@BigChief wrote:
We're developing a WebRTC app for our Amazon-hosted FreePBX. The FreePBX Amazon instance can be pinged at it's internal IP (only from our LAN or VPN) or from the public IP (if we whitelist the user's IP beforehand in the Amazon ACL).
We have a lot of remote workers, so I'm weighing multiple options to secure their connection:
(a) Require all remote PCs to be on VPN, and have the app point to the Amazon PBX internal IP. This would work securely for all users regardless of where they are, but it'd be a lot of administrative overhead to handle all the VPN logins and train people how to connect.
(b) Have the app point to the Amazon Public IP of the FreePBX port instead (WebRTC uses port 8088). We've have to manually whitelist each home worker's IP, and they wouldn't be able to access the PBX when traveling since they'd have a different IP.
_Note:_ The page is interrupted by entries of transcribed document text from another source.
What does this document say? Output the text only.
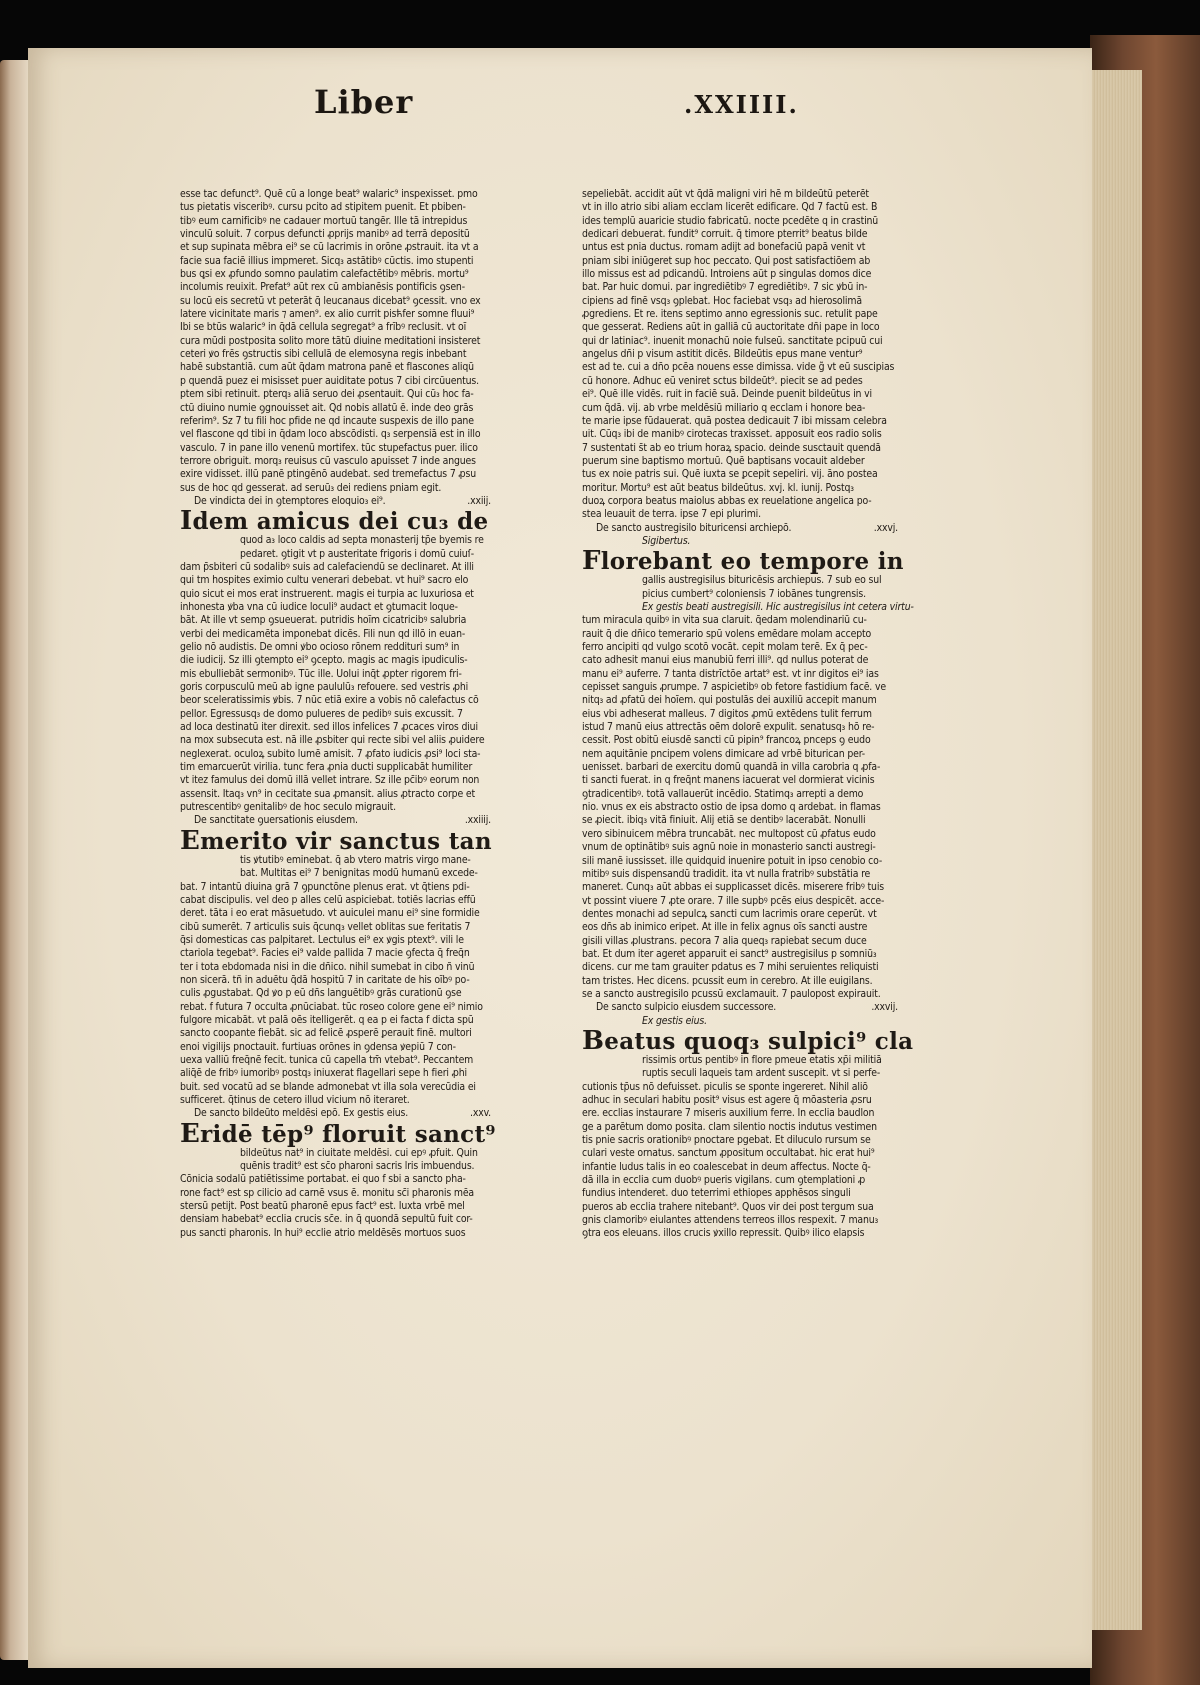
Liber	.XXIIII.
esse tac defunct⁹. Quē cū a longe beat⁹ walaric⁹ inspexisset. pmo
tus pietatis visceribꝰ. cursu pcito ad stipitem puenit. Et pbiben-
tibꝰ eum carnificibꝰ ne cadauer mortuū tangēr. Ille tā intrepidus
vinculū soluit. 7 corpus defuncti ꝓprijs manibꝰ ad terrā depositū
et sup supinata mēbra ei⁹ se cū lacrimis in orōne ꝓstrauit. ita vt a
facie sua faciē illius impmeret. Sicq₃ astātibꝰ cūctis. imo stupenti
bus ꝗsi ex ꝓfundo somno paulatim calefactētibꝰ mēbris. mortu⁹
incolumis reuixit. Prefat⁹ aūt rex cū ambianēsis pontificis ꝯsen-
su locū eis secretū vt peterāt q̄ leucanaus dicebat⁹ ꝯcessit. vno ex
latere vicinitate maris ⁊ amen⁹. ex alio currit pisћfer somne fluui⁹
Ibi se btūs walaric⁹ in q̄dā cellula segregat⁹ a frībꝰ reclusit. vt oī
cura mūdi postposita solito more tātū diuine meditationi insisteret
ceteri ꝟo frēs ꝯstructis sibi cellulā de elemosyna regis inbebant
habē substantiā. cum aūt q̄dam matrona panē et flascones aliqū
p quendā puez ei misisset puer auiditate potus 7 cibi circūuentus.
ptem sibi retinuit. pterq₃ aliā seruo dei ꝓsentauit. Qui cū₃ hoc fa-
ctū diuino numie ꝯgnouisset ait. Qd nobis allatū ē. inde deo grās
referim⁹. Sz 7 tu fili hoc pfide ne qd incaute suspexis de illo pane
vel flascone qd tibi in q̄dam loco abscōdisti. q₃ serpensiā est in illo
vasculo. 7 in pane illo venenū mortifex. tūc stupefactus puer. ilico
terrore obriguit. morq₃ reuisus cū vasculo apuisset 7 inde angues
exire vidisset. illū panē ptingēnō audebat. sed tremefactus 7 ꝓsu
sus de hoc qd gesserat. ad seruū₃ dei rediens pniam egit.
De vindicta dei in ꝯtemptores eloquio₃ ei⁹.	.xxiij.
Idem amicus dei cu₃ de
quod a₃ loco caldis ad septa monasterij tp̄e byemis re
pedaret. ꝯtigit vt p austeritate frigoris i domū cuiuſ-
dam p̄sbiteri cū sodalibꝰ suis ad calefaciendū se declinaret. At illi
qui tm hospites eximio cultu venerari debebat. vt hui⁹ sacro elo
quio sicut ei mos erat instruerent. magis ei turpia ac luxuriosa et
inhonesta ꝟba vna cū iudice loculi⁹ audact et ꝯtumacit loque-
bāt. At ille vt semp ꝯsueuerat. putridis hoīm cicatricibꝰ salubria
verbi dei medicamēta imponebat dicēs. Fili nun qd illō in euan-
gelio nō audistis. De omni ꝟbo ocioso rōnem reddituri sum⁹ in
die iudicij. Sz illi ꝯtempto ei⁹ ꝯcepto. magis ac magis ipudiculis-
mis ebulliebāt sermonibꝰ. Tūc ille. Uolui inq̄t ꝓpter rigorem fri-
goris corpusculū meū ab igne paululū₃ refouere. sed vestris ꝓhi
beor sceleratissimis ꝟbis. 7 nūc etiā exire a vobis nō calefactus cō
pellor. Egressusq₃ de domo pulueres de pedibꝰ suis excussit. 7
ad loca destinatū iter direxit. sed illos infelices 7 ꝓcaces viros diui
na mox subsecuta est. nā ille ꝓsbiter qui recte sibi vel aliis ꝓuidere
neglexerat. oculoꝝ subito lumē amisit. 7 ꝓfato iudicis ꝓsi⁹ loci sta-
tim emarcuerūt virilia. tunc fera ꝓnia ducti supplicabāt humiliter
vt itez famulus dei domū illā vellet intrare. Sz ille pc̄ibꝰ eorum non
assensit. Itaq₃ vn⁹ in cecitate sua ꝓmansit. alius ꝓtracto corpe et
putrescentibꝰ genitalibꝰ de hoc seculo migrauit.
De sanctitate ꝯuersationis eiusdem.	.xxiiij.
Emerito vir sanctus tan
tis ꝟtutibꝰ eminebat. q̄ ab vtero matris virgo mane-
bat. Multitas ei⁹ 7 benignitas modū humanū excede-
bat. 7 intantū diuina grā 7 ꝯpunctōne plenus erat. vt q̄tiens pdi-
cabat discipulis. vel deo p alles celū aspiciebat. totiēs lacrias effū
deret. tāta i eo erat māsuetudo. vt auiculei manu ei⁹ sine formidie
cibū sumerēt. 7 articulis suis q̄cunq₃ vellet oblitas sue feritatis 7
q̄si domesticas cas palpitaret. Lectulus ei⁹ ex ꝟgis ptext⁹. vili le
ctariola tegebat⁹. Facies ei⁹ valde pallida 7 macie ꝯfecta q̄ freq̄n
ter i tota ebdomada nisi in die dn̄ico. nihil sumebat in cibo ñ vinū
non sicerā. tñ in aduētu q̄dā hospitū 7 in caritate de his oībꝰ po-
culis ꝓgustabat. Qd ꝟo p eū dn̄s languētibꝰ grās curationū ꝯse
rebat. f futura 7 occulta ꝓnūciabat. tūc roseo colore gene ei⁹ nimio
fulgore micabāt. vt palā oēs itelligerēt. q ea p ei facta f dicta spū
sancto coopante fiebāt. sic ad felicē ꝓsperē ꝑerauit finē. multori
enoi vigilijs pnoctauit. furtiuas orōnes in ꝯdensa ꝟepiū 7 con-
uexa valliū freq̄nē fecit. tunica cū capella tm̄ vtebat⁹. Peccantem
aliq̄ē de fribꝰ iumoribꝰ postq₃ iniuxerat flagellari sepe h fieri ꝓhi
buit. sed vocatū ad se blande admonebat vt illa sola verecūdia ei
sufficeret. q̄tinus de cetero illud vicium nō iteraret.
De sancto bildeūto meldēsi epō. Ex gestis eius.	.xxv.
Eridē tēp⁹ floruit sanct⁹
bildeūtus nat⁹ in ciuitate meldēsi. cui epꝰ ꝓfuit. Quin
quēnis tradit⁹ est sc̄o pharoni sacris lris imbuendus.
Cōnicia sodalū patiētissime portabat. ei quo f sbi a sancto pha-
rone fact⁹ est sp cilicio ad carnē vsus ē. monitu sc̄i pharonis mēa
stersū petijt. Post beatū pharonē epus fact⁹ est. Iuxta vrbē mel
densiam habebat⁹ ecclia crucis sc̄e. in q̄ quondā sepultū fuit cor-
pus sancti pharonis. In hui⁹ ecclie atrio meldēsēs mortuos suos
sepeliebāt. accidit aūt vt q̄dā maligni viri hē m bildeūtū peterēt
vt in illo atrio sibi aliam ecclam licerēt edificare. Qd 7 factū est. B
ides templū auaricie studio fabricatū. nocte pcedēte q in crastinū
dedicari debuerat. fundit⁹ corruit. q̄ timore pterrit⁹ beatus bilde
untus est pnia ductus. romam adijt ad bonefaciū papā venit vt
pniam sibi iniūgeret sup hoc peccato. Qui post satisfactiōem ab
illo missus est ad pdicandū. Introiens aūt p singulas domos dice
bat. Par huic domui. par ingrediētibꝰ 7 egrediētibꝰ. 7 sic ꝟbū in-
cipiens ad finē vsq₃ ꝯplebat. Hoc faciebat vsq₃ ad hierosolimā
ꝓgrediens. Et re. itens septimo anno egressionis suc. retulit pape
que gesserat. Rediens aūt in galliā cū auctoritate dn̄i pape in loco
qui dr latiniac⁹. inuenit monachū noie fulseū. sanctitate pcipuū cui
angelus dn̄i p visum astitit dicēs. Bildeūtis epus mane ventur⁹
est ad te. cui a dn̄o pcēa nouens esse dimissa. vide g̃ vt eū suscipias
cū honore. Adhuc eū veniret sctus bildeūt⁹. piecit se ad pedes
ei⁹. Quē ille vidēs. ruit in faciē suā. Deinde puenit bildeūtus in vi
cum q̄dā. vij. ab vrbe meldēsiū miliario q ecclam i honore bea-
te marie ipse fūdauerat. quā postea dedicauit 7 ibi missam celebra
uit. Cūq₃ ibi de manibꝰ cirotecas traxisset. apposuit eos radio solis
7 sustentati s̄t ab eo trium horaꝝ spacio. deinde susctauit quendā
puerum sine baptismo mortuū. Quē baptisans vocauit aldeber
tus ex noie patris sui. Quē iuxta se ꝑcepit sepeliri. vij. āno postea
moritur. Mortu⁹ est aūt beatus bildeūtus. xvj. kl. iunij. Postq₃
duoꝝ corpora beatus maiolus abbas ex reuelatione angelica po-
stea leuauit de terra. ipse 7 epi plurimi.
De sancto austregisilo bituricensi archiepō.	.xxvj.
Sigibertus.
Florebant eo tempore in
gallis austregisilus bituricēsis archiepus. 7 sub eo sul
picius cumbert⁹ coloniensis 7 iobānes tungrensis.
Ex gestis beati austregisili. Hic austregisilus int cetera virtu-
tum miracula quibꝰ in vita sua claruit. q̄edam molendinariū cu-
rauit q̄ die dn̄ico temerario spū volens emēdare molam accepto
ferro ancipiti qd vulgo scotō vocāt. cepit molam terē. Ex q̄ pec-
cato adhesit manui eius manubiū ferri illi⁹. qd nullus poterat de
manu ei⁹ auferre. 7 tanta distrīctōe artat⁹ est. vt inr digitos ei⁹ ias
cepisset sanguis ꝓrumpe. 7 aspicietibꝰ ob fetore fastidium facē. ve
nitq₃ ad ꝓfatū dei hoīem. qui postulās dei auxiliū accepit manum
eius vbi adheserat malleus. 7 digitos ꝓmū extēdens tulit ferrum
istud 7 manū eius attrectās oēm dolorē expulit. senatusq₃ hō re-
cessit. Post obitū eiusdē sancti cū pipin⁹ francoꝝ pnceps ꝯ eudo
nem aquitānie pncipem volens dimicare ad vrbē biturican per-
uenisset. barbari de exercitu domū quandā in villa carobria q ꝓfa-
ti sancti fuerat. in q freq̄nt manens iacuerat vel dormierat vicinis
ꝯtradicentibꝰ. totā vallauerūt incēdio. Statimq₃ arrepti a demo
nio. vnus ex eis abstracto ostio de ipsa domo q ardebat. in flamas
se ꝓiecit. ibiq₃ vitā finiuit. Alij etiā se dentibꝰ lacerabāt. Nonulli
vero sibinuicem mēbra truncabāt. nec multopost cū ꝓfatus eudo
vnum de optinātibꝰ suis agnū noie in monasterio sancti austregi-
sili manē iussisset. ille quidquid inuenire potuit in ipso cenobio co-
mitibꝰ suis dispensandū tradidit. ita vt nulla fratribꝰ substātia re
maneret. Cunq₃ aūt abbas ei supplicasset dicēs. miserere fribꝰ tuis
vt possint viuere 7 ꝓte orare. 7 ille supbꝰ pcēs eius despicēt. acce-
dentes monachi ad sepulcꝝ sancti cum lacrimis orare ceperūt. vt
eos dn̄s ab inimico eripet. At ille in felix agnus oīs sancti austre
gisili villas ꝓlustrans. pecora 7 alia queq₃ rapiebat secum duce
bat. Et dum iter ageret apparuit ei sanct⁹ austregisilus p somniū₃
dicens. cur me tam grauiter pdatus es 7 mihi seruientes reliquisti
tam tristes. Hec dicens. pcussit eum in cerebro. At ille euigilans.
se a sancto austregisilo pcussū exclamauit. 7 paulopost expirauit.
De sancto sulpicio eiusdem successore.	.xxvij.
Ex gestis eius.
Beatus quoq₃ sulpici⁹ cla
rissimis ortus pentibꝰ in flore pmeue etatis xp̄i militiā
ruptis seculi laqueis tam ardent suscepit. vt si perfe-
cutionis tp̄us nō defuisset. piculis se sponte ingereret. Nihil aliō
adhuc in seculari habitu posit⁹ visus est agere q̄ mōasteria ꝓsru
ere. ecclias instaurare 7 miseris auxilium ferre. In ecclia baudlon
ge a parētum domo posita. clam silentio noctis indutus vestimen
tis pnie sacris orationibꝰ pnoctare pgebat. Et diluculo rursum se
culari veste ornatus. sanctum ꝓpositum occultabat. hic erat hui⁹
infantie ludus talis in eo coalescebat in deum affectus. Nocte q̄-
dā illa in ecclia cum duobꝰ pueris vigilans. cum ꝯtemplationi ꝓ
fundius intenderet. duo teterrimi ethiopes apphēsos singuli
pueros ab ecclia trahere nitebant⁹. Quos vir dei post tergum sua
gnis clamoribꝰ eiulantes attendens terreos illos respexit. 7 manu₃
ꝯtra eos eleuans. illos crucis ꝟxillo repressit. Quibꝰ ilico elapsis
(c) Use the public IP, but open the 8088 port to the world. This lets all workers access the system from anywhere, and it should be secure as long as 8088 doesn't have any vulnerabilities and fail2ban is working correctly. But, it might be inviting for people to try to attack the port, and we'd still have to pay for the traffic and suffer and performance issues from being repeatedly poked or DDOSed.
(d) Use the public IP, open port 8088 to the world, but then secure it with Port Knocking and program the knock sequence into the click-to-call code. No idea how well this would work in practice or how difficult it would be to implement, but at least the port would be unresponsive to people scanning around.
Maybe there's a better method than any of these, but these are what I'm aware of so far. I'm also not sure if authentication is sent securely or in plaintext when connecting to WebRTC on the public IP. Anyone have suggestions?